One of the many possible techniques to identify the room impulse response He based on the microphone inputs Mici and Mice is an adaptive filter, using a Least Mean Square (LMS) algorithm. FIG. 2 depicts such adaptive filtering scheme. x[n] is the input signal and the adaptive filter attempts to adapt filter ŵ[n] to make it as close as possible to the unknown plant w[n], using only x[n], d[n] and e[n] as observable signals.

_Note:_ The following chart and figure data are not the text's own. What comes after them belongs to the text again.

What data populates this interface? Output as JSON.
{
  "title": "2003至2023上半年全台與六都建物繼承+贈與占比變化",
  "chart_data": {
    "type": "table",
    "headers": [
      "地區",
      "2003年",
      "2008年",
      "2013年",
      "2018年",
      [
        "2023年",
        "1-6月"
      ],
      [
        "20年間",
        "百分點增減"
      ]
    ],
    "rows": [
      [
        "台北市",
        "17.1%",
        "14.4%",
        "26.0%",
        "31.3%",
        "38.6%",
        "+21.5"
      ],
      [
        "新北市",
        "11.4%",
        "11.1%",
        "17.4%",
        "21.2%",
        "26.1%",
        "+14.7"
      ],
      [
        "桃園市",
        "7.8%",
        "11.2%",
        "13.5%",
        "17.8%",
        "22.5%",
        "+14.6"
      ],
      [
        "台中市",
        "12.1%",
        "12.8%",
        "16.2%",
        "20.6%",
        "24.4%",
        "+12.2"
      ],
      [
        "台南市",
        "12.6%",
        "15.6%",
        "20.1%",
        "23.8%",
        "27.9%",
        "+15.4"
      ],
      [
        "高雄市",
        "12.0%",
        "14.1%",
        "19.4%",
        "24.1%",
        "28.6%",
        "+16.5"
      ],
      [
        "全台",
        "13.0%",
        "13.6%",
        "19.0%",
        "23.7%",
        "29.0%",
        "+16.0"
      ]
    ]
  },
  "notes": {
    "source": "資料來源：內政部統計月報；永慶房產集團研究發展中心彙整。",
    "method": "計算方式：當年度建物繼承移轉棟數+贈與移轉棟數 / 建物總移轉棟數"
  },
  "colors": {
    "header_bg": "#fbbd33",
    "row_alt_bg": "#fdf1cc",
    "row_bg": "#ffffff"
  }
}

In the present invention, illustrated in FIG. 3, the input signal x[n] is filtered through two different paths, he[n] and hi[n], which are the impulse responses of the transfer functions He and Hi respectively. The adaptive filter will find ŵ[n] so as to minimize e[n]=ŵ[n]*Mice[n]−Mici[n] in the least square sense, where * denotes the convolution operation. The resulting filter ŵ[n] is the desired room impulse response between Mici and Mice, and when expressed in the frequency domain to ease notations, we have
Ŵ=He/Hi.

In a further embodiment, the system could be calibrated in an anechoic environment using the same procedure as described above. In this case the resulting filter ŵanechoic[n], expressed in frequency domain is now
Ŵanechoic=He-anechoic/Hi (1)

Hi is the room independent path to the internal microphone and He-anechoic, the path from the mouth to the external microphone in anechoic conditions. It includes the filtering effect due to the placement of the microphone behind the mouth instead of in front of it. This effect is neglected in the first embodiment, but can be compensated for when a calibration in anechoic conditions is possible. In the remainder of this document, He, the path from the mouth to the external microphone, will hence be split in two parts: He-anechoic and He-room, where He-room is the desired room response, such that
He=He-anechoic·He-room. (2)
Ŵanechoic can be used as a correction filter
Hcanechoic, (3)
illustrated in FIG. 4, to suppress from the room impulse response the path Hi from the mouth to the error microphone and the part of He which is due to the positioning of the microphone (i.e. He-anechoic) and keep only He-room as end result.

Indeed, the filter ŵ[n] obtained according to FIG. 4 is, in frequency domain,
Ŵ=He/(Hi·Hc). (4)
As seen (1) and (3), we obtain
Ŵ=(He·Hi)/(Hi·He-anechoic). (5)
If we split He according to (2), we finally obtain
Ŵ=He-room.

Using the anechoic measurement as correction filter indeed allows the suppression of all contributions not related to the room transfer function to be identified.

The environment impulse response is then used to process the input sound signal 28 by performing a direct convolution of the input sound signal with the room impulse response.

The input sound signal 28 is preferably a dry, anechoic sound signal and may in particular be a stereo signal.

As an alternative to convolution, the environment impulse response can be used to identify the properties of the environment and this used to select suitable processing.

When used in a room, the environment impulse response will be a room impulse response. However, the invention is not limited to use in rooms and other environments, for example outside, may also be modelled. For this reason, the term environment impulse response has been used.

Note that those skilled in the art will realise that alternatives to the above approach exist. For example, the environment impulse response is not the only measure of the auditory environment and alternatives, such as reverberation time, may alternatively or additionally be calculated.

The invention is also applicable to other forms of headphones, including earphones, such as intra-concha or in-ear canal earpieces. In this case, the internal microphone may be provided on the inside of the ear unit facing the user's inner ear and the external microphone is on the outside of the ear unit facing the outside.

It should also be noted that the sound processor 20 may be implemented in either hardware or software. However, in view of the complexity and necessary speed of calculation in the reverberation extraction units 22,24, these may in particular be implemented in a digital signal processor (DSP).

Applications include noise cancellation headphones and auditory display apparatus.